How finding upper bounds can separate complexity classes Dexter Kozen is a famous theorist, who among many other wonderful things co-invented the notion of alternating Turing Machines. He also is the author of a terrific book—his other books are pretty neat too—but this one is my favorite. Dexter also proved a controversial theorem decades ago about the power of diagonal methods in the separation of complexity classes. More on that later.

Today I want to talk about a possible approach to the separation of powerful complexity classes. The approach is based on a diagonal argument, as predicted by Dexter’s paper. The method is general, and tries to separate classes not by lower bounds, but finding upper bounds.

When alternating Turing Machines were discovered, the idea was somehow in the “air.” Two papers at the same FOCS presented essentially the same results; these papers were later merged into one famous paper by Ashok Chandra, Dexter Kozen, and Larry Stockmeyer.

I was at Yale, in the computer science department, when Dexter co-invented alternation. It’s a long time ago, but I was working with a graduate student named David Cotton. He was, one of the few students who I worked with over the years that dropped out of the PhD program—I somehow failed him. He had some family issues that probably made it hard for him to continue, but I always felt bad that he did not get his degree.
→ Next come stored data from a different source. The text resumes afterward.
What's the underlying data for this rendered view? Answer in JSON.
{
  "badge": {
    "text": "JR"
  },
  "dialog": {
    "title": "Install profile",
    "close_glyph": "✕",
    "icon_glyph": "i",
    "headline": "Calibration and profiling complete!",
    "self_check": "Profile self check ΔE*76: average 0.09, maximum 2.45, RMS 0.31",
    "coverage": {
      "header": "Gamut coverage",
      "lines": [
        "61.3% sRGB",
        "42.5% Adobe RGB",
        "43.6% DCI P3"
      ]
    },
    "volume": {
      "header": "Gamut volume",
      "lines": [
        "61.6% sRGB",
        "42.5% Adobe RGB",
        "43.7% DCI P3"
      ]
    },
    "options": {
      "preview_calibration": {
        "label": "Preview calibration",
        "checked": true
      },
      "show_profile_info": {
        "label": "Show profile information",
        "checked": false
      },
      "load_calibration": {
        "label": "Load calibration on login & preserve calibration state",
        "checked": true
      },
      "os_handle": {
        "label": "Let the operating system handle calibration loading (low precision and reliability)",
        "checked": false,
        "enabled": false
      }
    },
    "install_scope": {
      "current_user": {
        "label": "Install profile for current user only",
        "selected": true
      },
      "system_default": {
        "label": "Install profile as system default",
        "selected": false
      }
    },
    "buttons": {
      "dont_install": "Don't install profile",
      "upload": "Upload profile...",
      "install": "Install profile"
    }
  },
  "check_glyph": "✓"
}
I have lost touch with him, and hope he is doing well.

I mention David because just before FOCS that year, David was beginning to work on alternation. We did not call it that, of course, but as I said the idea was in the “air.” He was working on relating alternating time and space, when we heard about the FOCS results. We did not have the results, but I think that David was getting close, since he was a very strong problem solver.

One example of his ability was evident one day at a problem seminar that we ran at the time at Yale. The seminar meet once a week, where we discussed open problems and people presented ideas or even solutions to the problems.

One week someone, I forget who, presented a neat problem about finding a linear time algorithm for a certain problem—let’s just call it X. The plan was to meet the next week and see if anyone had solved the problem. David did not attend the meeting when we discussed X. Since this was pre-email and Internet, I do not think he even heard about the problem.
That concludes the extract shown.